On voulait profiter de notre passage à la gare pour noter l'horaire des trains et pour sortir de l'argent. Échec lamentable dans les deux cas, la gare étant grosse comme un 1 et demi. On ne pouvait donc pas prendre de bus pour se rendre au centre-ville... Heureusement, il n'était pas top loin et on s'est dit qu'on allait marcher... On s'est rapidement ramassés sur une semi-bretelle d'autoroute, à marcher derrière les garde-fous. Pour aller directement au centre-ville, il fallait visiblement prendre l'autoroute à partir de là donc on s'est dit qu'on allait quitter le coin des autoroutes pour trouver des plus petites rues pour s'y rendre. Contrairement à son habitude, François n'avait strictement aucune idée de où on se trouvait, et on se demandait même si les rues qu'on empruntait n'étaient pas trop neuves pour figurer dans le guide... On était visiblement rendus en banlieue et ça faisait une bonne heure qu'on marchait. Au premier abord, les Bulgares nous semblaient un peu menaçants car ils nous regardaient intensément, donc on ne savait pas trop à qui demander conseil... Finalement, un monsieur avec sa fille nous ont indiqué qu'on était hors carte mais qu'on était dans le bonne direction quand même. On a fini par retrouver le centre, après presque deux heures de marche dans cette ville en pente! De loin, on voyait d'où on était partis et le chemin qu'on avait fait et c'était un immense détour haha!

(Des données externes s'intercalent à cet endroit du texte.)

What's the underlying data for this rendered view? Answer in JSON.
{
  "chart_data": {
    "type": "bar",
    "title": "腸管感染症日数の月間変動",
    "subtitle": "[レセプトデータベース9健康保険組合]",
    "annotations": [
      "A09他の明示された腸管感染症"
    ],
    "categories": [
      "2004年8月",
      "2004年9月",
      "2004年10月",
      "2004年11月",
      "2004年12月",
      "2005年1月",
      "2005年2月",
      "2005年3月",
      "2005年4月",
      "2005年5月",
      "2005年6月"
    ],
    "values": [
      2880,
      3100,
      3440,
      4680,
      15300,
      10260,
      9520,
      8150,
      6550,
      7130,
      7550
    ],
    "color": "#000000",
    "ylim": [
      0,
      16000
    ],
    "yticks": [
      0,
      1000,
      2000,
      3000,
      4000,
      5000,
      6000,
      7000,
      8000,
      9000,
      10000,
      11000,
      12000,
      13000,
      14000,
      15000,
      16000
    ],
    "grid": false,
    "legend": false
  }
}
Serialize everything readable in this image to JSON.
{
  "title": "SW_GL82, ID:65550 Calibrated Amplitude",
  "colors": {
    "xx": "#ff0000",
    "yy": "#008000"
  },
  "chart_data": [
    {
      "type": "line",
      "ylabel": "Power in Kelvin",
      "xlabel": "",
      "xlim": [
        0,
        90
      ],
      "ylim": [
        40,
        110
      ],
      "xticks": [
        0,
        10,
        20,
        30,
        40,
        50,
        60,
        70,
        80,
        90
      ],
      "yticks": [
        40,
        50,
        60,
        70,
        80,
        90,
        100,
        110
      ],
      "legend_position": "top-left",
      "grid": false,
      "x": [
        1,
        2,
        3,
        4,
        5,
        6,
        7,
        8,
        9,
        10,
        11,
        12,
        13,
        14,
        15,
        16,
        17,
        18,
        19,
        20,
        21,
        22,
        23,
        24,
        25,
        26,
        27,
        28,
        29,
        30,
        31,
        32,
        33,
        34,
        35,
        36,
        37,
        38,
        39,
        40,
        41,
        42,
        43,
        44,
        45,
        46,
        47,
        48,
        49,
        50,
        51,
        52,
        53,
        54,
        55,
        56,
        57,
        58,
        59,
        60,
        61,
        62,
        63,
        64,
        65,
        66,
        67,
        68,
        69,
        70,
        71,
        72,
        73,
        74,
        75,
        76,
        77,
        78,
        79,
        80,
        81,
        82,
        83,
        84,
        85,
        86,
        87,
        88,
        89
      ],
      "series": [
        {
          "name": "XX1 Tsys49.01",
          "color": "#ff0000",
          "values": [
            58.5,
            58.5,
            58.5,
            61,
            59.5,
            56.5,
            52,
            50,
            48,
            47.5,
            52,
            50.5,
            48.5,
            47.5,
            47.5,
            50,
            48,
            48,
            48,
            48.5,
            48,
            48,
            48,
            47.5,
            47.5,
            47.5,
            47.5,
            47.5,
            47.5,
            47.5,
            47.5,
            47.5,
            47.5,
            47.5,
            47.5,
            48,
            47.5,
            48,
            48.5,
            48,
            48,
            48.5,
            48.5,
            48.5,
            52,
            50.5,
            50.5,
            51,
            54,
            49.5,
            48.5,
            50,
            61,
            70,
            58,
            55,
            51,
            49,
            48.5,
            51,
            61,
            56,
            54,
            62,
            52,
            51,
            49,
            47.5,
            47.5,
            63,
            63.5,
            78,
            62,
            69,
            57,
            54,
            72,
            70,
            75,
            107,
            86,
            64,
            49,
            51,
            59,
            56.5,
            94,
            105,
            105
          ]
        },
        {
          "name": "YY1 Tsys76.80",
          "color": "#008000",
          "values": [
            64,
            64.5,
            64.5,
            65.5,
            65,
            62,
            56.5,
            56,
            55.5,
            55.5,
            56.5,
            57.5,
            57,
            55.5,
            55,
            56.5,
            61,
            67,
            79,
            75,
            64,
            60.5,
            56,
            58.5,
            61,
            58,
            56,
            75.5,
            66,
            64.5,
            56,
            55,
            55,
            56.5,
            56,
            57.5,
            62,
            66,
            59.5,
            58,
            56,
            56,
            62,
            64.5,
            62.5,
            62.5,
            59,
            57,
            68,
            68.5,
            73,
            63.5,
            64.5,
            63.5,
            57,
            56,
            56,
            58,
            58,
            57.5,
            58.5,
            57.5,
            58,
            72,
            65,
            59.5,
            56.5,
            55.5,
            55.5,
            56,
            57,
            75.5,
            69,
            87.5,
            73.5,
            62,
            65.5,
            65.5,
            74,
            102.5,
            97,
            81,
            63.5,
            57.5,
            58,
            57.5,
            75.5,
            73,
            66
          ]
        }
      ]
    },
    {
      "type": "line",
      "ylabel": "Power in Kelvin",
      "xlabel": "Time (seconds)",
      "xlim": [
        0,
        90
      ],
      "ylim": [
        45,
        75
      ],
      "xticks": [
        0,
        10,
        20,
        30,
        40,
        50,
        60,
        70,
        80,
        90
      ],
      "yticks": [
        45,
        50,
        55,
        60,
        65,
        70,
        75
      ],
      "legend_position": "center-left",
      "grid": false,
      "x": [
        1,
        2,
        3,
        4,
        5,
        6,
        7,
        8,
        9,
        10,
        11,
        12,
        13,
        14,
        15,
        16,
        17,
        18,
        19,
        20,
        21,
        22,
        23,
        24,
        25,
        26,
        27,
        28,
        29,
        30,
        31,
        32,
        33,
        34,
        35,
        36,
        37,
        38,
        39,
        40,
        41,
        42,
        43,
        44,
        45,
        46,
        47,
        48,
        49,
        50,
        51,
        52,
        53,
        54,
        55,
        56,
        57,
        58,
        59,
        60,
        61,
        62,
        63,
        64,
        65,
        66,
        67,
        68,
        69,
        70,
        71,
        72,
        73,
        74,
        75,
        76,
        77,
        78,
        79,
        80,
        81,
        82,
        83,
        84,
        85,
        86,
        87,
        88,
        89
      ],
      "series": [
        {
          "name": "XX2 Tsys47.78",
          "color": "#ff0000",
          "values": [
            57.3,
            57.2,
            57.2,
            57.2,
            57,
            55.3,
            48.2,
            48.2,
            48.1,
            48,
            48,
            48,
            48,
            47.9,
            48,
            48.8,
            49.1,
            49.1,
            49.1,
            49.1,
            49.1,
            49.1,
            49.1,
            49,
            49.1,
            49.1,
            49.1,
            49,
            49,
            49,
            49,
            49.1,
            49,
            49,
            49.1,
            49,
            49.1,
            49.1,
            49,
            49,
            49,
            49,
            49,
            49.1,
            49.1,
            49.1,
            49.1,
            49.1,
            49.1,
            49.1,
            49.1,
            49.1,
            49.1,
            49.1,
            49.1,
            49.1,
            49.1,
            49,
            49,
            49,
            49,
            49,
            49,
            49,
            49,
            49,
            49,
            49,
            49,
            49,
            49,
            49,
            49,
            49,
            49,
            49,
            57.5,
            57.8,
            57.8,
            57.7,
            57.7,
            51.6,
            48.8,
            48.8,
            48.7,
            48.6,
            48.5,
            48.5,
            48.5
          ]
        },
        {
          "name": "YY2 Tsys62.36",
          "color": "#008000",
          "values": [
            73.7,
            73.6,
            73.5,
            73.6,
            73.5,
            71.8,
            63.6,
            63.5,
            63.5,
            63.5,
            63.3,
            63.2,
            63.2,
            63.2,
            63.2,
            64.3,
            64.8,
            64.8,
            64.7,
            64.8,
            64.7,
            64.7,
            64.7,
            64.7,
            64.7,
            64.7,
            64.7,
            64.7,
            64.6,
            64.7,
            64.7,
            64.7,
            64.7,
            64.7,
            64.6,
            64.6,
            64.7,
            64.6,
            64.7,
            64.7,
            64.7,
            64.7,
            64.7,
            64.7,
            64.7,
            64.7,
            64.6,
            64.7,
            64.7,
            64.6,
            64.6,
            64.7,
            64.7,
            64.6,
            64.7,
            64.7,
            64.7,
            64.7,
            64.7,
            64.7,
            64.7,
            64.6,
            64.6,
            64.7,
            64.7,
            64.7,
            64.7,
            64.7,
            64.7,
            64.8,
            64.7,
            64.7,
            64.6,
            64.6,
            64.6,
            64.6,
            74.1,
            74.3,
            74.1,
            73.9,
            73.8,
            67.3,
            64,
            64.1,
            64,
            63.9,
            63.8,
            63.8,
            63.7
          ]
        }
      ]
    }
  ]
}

Restait à se rendre à la guesthouse dans le vieux quartier, dans les hauteurs de la ville! Je laisse François vous décrire la vieille-ville, tout ce que je dis c'est qu'on est arrivés complètement morts! L'endroit était incroyablement mignon, avec la plus belle vue possible sur la ville et la forteresse! Après qu'on ait un peu séché, la madame nous a averti que le spectacle "sons et lumières" commençait! Assis sur sa terrasse en mangeant des arachides en guise de souper, on avait une place de choix! Plusieurs soirs par semaine, une chorégraphie toute en couleurs illumine la forteresse et le château de la ville! En théorie, ça raconte l'histoire des splendeurs et misères du second empire bulgare. En pratique, c'est un 20 minutes de lumières qui animent les longs murs fortifiés et les ruines à l'intérieur! Vraiment très beau!
On a fait un tour à la piscine (!) de la guesthouse avant de s'effondrer de sommeil!
C'est sûr qu'il fallait quelques longueurs pour brûler les pinottes.